A 2017 analysis of the program by Luis Alfredo Arriola Vega, a visiting scholar at the Baker Institute for Public Policy’s Mexico Center at Rice University, found there were many criticisms of the program, particularly regarding its goal of protecting migrants. Deportations “considerably increased,” the report noted, but the containment efforts “made routes more dangerous for people heading north.”
“Diverse sources … agree in pointing out that PFS [Programa Frontera Sur, or Southern Border Program] effectively hardened Mexican migration policy because of the consequences associated with increased control at or near the southern border,” Arriola Vega wrote.
We asked the White House press office for an explanation of Trump’s remarks, but we didn’t get a response.
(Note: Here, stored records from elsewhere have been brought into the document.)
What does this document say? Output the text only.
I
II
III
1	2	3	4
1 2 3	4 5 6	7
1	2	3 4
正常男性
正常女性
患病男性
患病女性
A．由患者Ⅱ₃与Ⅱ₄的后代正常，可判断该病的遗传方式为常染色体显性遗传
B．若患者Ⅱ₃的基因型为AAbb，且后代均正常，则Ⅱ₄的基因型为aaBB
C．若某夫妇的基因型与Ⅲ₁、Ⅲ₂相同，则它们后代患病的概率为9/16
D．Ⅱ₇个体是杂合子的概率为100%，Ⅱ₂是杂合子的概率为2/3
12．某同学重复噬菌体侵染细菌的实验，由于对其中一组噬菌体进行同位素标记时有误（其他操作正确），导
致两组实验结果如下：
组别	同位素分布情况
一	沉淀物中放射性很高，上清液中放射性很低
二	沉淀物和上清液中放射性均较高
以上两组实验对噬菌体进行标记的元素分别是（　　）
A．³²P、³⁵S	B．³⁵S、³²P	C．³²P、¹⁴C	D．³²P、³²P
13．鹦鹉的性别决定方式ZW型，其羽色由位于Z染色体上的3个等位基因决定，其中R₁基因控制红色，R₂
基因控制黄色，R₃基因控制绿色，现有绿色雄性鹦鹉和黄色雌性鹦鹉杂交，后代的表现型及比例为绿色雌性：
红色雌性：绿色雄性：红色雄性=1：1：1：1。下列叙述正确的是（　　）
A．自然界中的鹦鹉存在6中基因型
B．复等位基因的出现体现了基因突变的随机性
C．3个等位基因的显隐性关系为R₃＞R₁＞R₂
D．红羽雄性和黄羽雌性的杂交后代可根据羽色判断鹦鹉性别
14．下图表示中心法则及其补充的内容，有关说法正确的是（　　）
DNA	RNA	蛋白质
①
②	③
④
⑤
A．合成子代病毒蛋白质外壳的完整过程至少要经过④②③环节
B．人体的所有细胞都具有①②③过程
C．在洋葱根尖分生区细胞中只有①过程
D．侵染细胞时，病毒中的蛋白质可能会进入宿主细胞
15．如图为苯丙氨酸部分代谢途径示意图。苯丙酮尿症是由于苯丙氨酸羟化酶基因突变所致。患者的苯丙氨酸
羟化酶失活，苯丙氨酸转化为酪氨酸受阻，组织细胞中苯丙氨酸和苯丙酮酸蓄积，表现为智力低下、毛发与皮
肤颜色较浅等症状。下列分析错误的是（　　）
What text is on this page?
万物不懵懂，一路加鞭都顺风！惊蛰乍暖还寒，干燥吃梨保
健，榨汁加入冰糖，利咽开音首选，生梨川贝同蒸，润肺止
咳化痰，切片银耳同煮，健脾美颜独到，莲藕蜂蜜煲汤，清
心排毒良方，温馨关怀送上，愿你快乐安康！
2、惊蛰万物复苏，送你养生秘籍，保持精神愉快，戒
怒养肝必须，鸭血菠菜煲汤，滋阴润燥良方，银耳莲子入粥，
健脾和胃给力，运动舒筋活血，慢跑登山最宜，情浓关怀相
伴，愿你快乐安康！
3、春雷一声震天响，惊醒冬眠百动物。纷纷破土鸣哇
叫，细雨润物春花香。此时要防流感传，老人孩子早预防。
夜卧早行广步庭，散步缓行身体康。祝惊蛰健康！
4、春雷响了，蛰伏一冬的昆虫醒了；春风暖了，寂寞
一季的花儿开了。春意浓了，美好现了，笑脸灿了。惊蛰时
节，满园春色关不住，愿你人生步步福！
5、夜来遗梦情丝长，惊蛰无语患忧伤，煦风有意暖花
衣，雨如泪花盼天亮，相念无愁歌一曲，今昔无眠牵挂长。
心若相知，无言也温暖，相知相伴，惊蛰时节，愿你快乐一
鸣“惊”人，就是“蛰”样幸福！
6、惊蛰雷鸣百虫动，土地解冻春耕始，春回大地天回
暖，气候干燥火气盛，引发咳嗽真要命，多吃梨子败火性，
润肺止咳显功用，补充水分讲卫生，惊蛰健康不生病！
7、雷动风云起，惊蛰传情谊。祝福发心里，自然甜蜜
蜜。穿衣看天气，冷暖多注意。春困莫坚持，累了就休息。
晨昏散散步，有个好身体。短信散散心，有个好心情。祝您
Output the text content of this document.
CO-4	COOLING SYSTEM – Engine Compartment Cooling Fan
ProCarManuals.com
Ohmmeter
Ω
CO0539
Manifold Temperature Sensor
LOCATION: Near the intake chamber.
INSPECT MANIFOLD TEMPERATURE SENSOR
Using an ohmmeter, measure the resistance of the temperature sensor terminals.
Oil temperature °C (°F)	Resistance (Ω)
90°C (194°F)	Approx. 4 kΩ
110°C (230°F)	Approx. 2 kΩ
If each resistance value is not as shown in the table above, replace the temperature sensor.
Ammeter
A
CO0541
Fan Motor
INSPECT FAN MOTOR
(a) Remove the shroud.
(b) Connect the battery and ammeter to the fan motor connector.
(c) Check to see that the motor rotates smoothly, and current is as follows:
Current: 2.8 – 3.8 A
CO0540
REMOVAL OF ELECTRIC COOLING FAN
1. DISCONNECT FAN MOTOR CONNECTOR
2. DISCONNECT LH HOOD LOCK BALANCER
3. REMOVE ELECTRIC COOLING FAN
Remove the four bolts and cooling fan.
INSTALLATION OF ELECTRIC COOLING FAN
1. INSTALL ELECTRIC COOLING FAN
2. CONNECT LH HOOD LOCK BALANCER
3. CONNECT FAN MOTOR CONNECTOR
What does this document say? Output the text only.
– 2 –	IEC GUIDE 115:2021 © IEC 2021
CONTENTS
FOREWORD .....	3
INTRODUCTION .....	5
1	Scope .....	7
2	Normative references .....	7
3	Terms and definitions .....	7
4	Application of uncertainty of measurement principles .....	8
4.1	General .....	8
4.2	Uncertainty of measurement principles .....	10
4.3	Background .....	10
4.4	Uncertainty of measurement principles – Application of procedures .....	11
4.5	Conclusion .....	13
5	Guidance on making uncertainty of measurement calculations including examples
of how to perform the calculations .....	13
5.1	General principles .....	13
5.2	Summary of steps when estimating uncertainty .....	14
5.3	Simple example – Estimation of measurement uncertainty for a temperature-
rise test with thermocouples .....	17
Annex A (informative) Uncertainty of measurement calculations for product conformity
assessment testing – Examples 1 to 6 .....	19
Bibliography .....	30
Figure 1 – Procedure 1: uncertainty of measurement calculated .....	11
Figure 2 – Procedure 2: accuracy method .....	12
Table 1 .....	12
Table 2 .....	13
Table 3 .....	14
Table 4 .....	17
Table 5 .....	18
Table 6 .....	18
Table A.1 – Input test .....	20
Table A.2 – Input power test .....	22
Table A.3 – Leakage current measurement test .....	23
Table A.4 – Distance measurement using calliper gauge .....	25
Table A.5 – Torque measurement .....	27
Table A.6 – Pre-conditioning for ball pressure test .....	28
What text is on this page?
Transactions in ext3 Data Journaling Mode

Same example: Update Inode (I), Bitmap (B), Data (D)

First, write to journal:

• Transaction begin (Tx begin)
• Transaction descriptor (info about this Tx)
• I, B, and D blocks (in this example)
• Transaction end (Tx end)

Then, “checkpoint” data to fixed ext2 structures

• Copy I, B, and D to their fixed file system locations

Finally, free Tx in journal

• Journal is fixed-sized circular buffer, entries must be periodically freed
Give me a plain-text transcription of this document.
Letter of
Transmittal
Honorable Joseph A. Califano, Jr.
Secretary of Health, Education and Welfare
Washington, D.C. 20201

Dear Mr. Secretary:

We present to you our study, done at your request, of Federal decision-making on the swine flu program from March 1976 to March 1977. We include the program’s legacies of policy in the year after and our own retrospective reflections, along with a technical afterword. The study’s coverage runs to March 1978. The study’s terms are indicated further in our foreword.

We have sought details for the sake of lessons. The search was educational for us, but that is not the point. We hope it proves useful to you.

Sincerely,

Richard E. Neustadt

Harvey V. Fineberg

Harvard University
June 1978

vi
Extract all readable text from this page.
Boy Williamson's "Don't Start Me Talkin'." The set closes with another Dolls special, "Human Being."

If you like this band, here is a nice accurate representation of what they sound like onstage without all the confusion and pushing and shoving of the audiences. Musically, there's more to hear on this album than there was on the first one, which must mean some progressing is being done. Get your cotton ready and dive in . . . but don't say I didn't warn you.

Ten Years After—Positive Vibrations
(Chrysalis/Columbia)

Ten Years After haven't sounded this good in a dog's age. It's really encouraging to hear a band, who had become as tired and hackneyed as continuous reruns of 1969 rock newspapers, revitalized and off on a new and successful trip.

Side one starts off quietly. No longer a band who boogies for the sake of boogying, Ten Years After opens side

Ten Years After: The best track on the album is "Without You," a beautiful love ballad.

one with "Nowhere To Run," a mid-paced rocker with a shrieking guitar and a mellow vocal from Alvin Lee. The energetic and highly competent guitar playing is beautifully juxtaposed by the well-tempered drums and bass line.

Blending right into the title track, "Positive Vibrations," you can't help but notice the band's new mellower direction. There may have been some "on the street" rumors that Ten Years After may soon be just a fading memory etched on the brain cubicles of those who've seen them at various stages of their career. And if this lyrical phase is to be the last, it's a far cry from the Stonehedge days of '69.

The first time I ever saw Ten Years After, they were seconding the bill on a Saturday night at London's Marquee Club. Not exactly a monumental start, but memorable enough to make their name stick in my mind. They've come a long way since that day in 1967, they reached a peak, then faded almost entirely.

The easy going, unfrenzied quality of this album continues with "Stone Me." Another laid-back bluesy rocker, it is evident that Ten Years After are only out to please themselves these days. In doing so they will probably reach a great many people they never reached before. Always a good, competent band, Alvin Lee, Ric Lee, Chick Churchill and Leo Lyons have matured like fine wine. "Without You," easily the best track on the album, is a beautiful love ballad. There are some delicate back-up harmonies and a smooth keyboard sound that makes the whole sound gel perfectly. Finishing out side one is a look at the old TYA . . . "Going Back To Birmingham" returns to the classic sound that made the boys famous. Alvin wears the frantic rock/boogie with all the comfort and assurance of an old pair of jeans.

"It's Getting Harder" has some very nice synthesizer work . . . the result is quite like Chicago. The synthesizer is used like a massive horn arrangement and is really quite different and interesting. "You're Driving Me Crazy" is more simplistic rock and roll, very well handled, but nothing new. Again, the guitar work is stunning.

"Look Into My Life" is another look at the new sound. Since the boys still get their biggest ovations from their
Ruiz Soto told us Trump might be referring to two arrest operations in Mexico on April 1. The Mexican newspaper El Universo reported that Mexican immigration authorities detained 338 migrants traveling in buses and 150 people on foot in the Mexican state of Chiapas, which borders Guatemala. Most of those detained were from Central American countries.
But, again, Trump’s claim “that this is the first time in decades that Mexico is apprehending people in these numbers is false,” Schmidtke told us.
“What has changed recently,” she said, “is that the number of Central American migrants entering Mexico through its southern border has increased, and in January and February of 2019 the National Migration Institute of Mexico began offering members of caravans a ‘fast-track’ humanitarian visa which allowed migrants to enter and travel freely in Mexico and afforded them certain protections.”
But the Mexican government stopped issuing those humanitarian visas in February. On March 28, the Associated Press reported that Mexico’s interior secretary said the country would launch a “containment” plan for migrants at the Isthmus of Tehuantepec, the narrowest part of southern Mexico.
Associated Press, March 28: Interior Secretary Olga Sanchez Cordero said the situation is complicated by a caravan of roughly 2,500 migrants heading north and fears of a much larger “mother caravan” possibly forming in Honduras.
“We are going to locate our migration installations, of Federal Police and civil protection, harmoniously and with collaboration among all the federal government agencies in such a way that we have containment in the Isthmus of Tehuantepec,” she said in comments a day after meeting with U.S. Secretary of Homeland Security Kirstjen Nielsen. “It’s going to be a big change.”
Schmidtke told us: “It’s unclear what they mean yet by ‘containment,’ but it’s clear Mexico is beginning to succumb to some pressure for the United States to increase their enforcement strategies.”